Editorial

En las nubes – Mariel Turrent

En las nubes

Mariel Turrent

Padecimientos literarios y otras afecciones

 

I

Ojos despistados

 

Tenía que haber sido alguien despistado para creer que aquello era premeditado, que él era un maestro de la palabra, de esos que van tejiendo con frases elocuentes su red en silencio con sus patas de araña acariciando la mente de su presa. Ella, tan despistada así lo imaginó y fue atrapando un piropo imperceptible por aquí, un elogio oculto por allá, asumiéndose la víctima que no se da cuenta de que realmente es una trampa. Creyendo su propia ficción: todo lo hacía él era para que ella lo notara a distancia, con curiosidad, pensando que era una casualidad —serendipia—, para que creyera que estaba descubriendo algo maravilloso que nadie había visto y, por si fuera poco, la reflejaba.

 

No era a él a quien ella descubría. No. Él no había dicho nada de sí mismo; solo hablaba, y ella se fue enamorado sin saber que aquello era un espejito brillante por el cual, llegado el momento, estaría dispuesta a intercambiar todo el oro de sus arcas.

 

II

Un viajero

 

Él era precisamente eso: un viajero. Un viajero de esos que buscan conocer el universo a través de otros ojos. Se repetía a sí mismo que estaba dispuesto a saltar al vacío para adentrarse en el mundo recién descubierto, se lo decía a los demás. Era un loco, un trotamundos alimentado de euforia, de todo aquello que incita. Sus propias palabras lo hacían vibrar y las impregnaba con esmero en seres lejanos, ajenos. Ese día le tocó a ella, como podría haberle tocado a alguien más, sin importar quién fuera; para un viajero tolerante y flexible, siempre habría un escucha inteligente, alguien que quisiera soñar con sus mil historias, alguien que le reafirmara que todo lo vivido, cada paso recorrido había valido la pena porque podía narrarlo.

 

III

El tropiezo

Cuando se conocieron, ella pensó que él se refería a su encuentro, pensó que, al hablarle de algo novedoso, describía el amor. Él no se dio por enterado. Le hablo de las diferentes geografías y ella, tan despistada, creyó que él narraba su cuerpo: que esas regiones ignotas en las que reina el misterio y la fantasía no eran otra cosa que el valle que se escondía entre sus muslos, que la cuenca oculta en las montañas eran sus axilas, sus hombros y la punta inflamada de esos volcanes sus pezones.

 

Tan despistada, quiso mostrarle su geografía humana y le habló de las mil especies exóticas que en ella se encontraban; porque quienes viajan con la imaginación caminando siempre la misma acera conocida, a veces, no alzan los pies y tropiezan. Así ella, por no estar ahí sino en otra dimensión etérea, conversando con los ausentes, como si no existiera otra cosa que la intangible travesía en la que se sumergía, tropezó.

 

IV

Sin brújula

Tendrían que haberse espabilado, darse cuenta de lo grandes que son las alas de las palabras: la terneza dosificada, el halago sigiloso.
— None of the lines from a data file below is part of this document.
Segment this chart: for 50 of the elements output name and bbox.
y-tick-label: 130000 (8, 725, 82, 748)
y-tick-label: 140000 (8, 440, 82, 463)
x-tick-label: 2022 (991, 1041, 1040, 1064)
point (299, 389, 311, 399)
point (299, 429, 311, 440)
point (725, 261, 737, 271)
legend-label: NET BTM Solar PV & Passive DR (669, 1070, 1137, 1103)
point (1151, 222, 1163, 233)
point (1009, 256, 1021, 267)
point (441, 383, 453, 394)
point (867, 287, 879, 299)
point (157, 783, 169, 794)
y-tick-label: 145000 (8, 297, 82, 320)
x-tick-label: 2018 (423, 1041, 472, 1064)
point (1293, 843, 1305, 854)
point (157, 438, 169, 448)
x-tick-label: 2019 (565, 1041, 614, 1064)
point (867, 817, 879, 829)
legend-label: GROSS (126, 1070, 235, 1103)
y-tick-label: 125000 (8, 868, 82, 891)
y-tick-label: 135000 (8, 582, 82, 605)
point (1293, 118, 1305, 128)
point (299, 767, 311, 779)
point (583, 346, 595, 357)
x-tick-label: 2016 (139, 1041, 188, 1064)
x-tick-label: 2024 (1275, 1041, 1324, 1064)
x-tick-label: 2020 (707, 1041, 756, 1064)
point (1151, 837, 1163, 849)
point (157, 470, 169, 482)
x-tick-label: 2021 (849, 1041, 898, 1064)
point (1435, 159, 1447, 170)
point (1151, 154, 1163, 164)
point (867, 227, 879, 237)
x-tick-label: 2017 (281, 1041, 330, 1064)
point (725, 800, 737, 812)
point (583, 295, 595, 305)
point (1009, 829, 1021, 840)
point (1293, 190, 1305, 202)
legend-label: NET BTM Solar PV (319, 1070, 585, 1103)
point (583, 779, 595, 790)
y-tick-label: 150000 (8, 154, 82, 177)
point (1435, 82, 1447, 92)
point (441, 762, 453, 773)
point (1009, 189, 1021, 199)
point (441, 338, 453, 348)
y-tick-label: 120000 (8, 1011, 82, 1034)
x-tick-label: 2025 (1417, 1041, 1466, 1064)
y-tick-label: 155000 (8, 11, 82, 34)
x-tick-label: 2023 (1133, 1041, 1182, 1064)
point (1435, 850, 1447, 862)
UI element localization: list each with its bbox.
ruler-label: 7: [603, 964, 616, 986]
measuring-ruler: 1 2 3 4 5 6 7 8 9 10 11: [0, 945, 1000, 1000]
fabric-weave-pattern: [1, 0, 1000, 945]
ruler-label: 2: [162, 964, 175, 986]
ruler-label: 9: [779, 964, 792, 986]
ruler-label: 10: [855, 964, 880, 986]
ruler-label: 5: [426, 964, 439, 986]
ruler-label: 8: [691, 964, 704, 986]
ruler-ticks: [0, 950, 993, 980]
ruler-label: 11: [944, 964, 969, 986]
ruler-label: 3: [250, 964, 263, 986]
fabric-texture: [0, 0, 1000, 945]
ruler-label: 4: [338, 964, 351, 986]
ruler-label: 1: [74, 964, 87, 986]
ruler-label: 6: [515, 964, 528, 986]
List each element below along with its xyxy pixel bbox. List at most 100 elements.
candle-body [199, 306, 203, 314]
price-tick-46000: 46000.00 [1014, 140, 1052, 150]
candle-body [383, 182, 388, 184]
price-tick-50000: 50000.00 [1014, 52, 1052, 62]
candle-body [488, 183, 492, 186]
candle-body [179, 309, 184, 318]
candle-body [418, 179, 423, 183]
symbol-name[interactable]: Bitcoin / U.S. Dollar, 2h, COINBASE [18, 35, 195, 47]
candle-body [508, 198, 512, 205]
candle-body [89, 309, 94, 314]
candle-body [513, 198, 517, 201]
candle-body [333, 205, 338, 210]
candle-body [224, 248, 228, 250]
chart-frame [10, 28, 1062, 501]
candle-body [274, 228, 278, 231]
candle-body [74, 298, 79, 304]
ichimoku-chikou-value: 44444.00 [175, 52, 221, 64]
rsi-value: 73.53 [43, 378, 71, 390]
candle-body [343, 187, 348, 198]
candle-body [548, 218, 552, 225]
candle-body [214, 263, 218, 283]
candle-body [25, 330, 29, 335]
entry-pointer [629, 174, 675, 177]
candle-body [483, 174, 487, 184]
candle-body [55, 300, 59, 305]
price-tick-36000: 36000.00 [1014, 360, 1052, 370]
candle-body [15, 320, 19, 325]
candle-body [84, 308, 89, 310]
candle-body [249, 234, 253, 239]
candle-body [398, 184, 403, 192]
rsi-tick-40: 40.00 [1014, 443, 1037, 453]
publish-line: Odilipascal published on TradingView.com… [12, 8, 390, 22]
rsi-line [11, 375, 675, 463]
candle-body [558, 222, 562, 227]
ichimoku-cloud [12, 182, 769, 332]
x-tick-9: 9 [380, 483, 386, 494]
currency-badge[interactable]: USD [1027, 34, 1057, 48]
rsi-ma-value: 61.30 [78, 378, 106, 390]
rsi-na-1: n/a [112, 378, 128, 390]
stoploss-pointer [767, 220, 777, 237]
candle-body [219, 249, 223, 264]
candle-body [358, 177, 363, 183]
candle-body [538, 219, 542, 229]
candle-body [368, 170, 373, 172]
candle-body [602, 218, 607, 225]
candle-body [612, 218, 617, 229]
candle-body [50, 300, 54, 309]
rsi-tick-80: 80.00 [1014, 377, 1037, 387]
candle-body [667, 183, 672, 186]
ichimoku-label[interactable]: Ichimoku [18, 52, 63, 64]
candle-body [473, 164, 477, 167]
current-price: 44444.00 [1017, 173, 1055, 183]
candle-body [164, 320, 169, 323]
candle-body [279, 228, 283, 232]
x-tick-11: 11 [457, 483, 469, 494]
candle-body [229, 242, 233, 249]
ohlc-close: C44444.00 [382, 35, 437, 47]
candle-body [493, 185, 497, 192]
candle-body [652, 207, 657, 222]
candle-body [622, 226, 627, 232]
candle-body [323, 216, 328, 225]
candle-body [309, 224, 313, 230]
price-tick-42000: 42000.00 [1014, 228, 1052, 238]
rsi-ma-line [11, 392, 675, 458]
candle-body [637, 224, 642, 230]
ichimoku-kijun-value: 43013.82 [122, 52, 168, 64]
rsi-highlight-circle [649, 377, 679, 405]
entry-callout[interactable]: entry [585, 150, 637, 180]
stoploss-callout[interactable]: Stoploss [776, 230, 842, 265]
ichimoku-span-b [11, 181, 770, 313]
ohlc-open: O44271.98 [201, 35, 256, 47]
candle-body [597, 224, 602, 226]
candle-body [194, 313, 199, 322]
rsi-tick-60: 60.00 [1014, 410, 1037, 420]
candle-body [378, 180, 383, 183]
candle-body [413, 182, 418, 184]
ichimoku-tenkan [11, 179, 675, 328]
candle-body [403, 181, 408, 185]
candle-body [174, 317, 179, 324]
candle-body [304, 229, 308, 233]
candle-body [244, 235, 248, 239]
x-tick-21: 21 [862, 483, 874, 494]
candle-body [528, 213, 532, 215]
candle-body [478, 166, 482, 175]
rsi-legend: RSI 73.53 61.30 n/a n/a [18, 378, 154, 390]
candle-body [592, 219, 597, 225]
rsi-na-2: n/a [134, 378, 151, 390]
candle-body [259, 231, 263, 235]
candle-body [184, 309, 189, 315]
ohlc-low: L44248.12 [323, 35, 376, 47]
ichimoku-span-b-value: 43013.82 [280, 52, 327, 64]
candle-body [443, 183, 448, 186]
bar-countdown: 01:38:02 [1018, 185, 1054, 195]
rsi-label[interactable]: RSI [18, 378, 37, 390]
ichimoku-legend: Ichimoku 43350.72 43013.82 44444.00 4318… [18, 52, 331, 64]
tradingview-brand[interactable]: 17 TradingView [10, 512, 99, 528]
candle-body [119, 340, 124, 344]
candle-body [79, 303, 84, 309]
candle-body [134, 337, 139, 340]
Tendrían que saber que se estaban preparando para su primer vuelo, para lanzarse al vacío; que esa red tejida, tal vez sin querer, cuando su propio hálito dejara de impulsarlos, no los sostendría. Ella tan dispuesta a elevarse hasta descubrir el sino ignoto. El preparado para abrazar su cuerpo como si viajara a través del mundo y recorrer sus mares sin sospechar que quedaría anclado en todos los puertos de sus peripecias. Ella, una lunática perdida entre el espacio y el tiempo. Él un viajero de otros universos. Ella áncora, él cometa; unidos por un finísimo hilo que eternamente amenaza con romperse. Sin registro, reuniendo momentos de expectativas, confiando en la puntualidad de lo impredecible: cuitas, tortuosas edificaciones, las emociones implícitas de los atardeceres.

 

Él no era despistado, pero lo hizo sin darse cuenta. Como el alacrán que pica por naturaleza, por instinto, imprimió en ella para siempre su cartografía, y ella como la rana, aferrado a su cuerpo, lo anegó.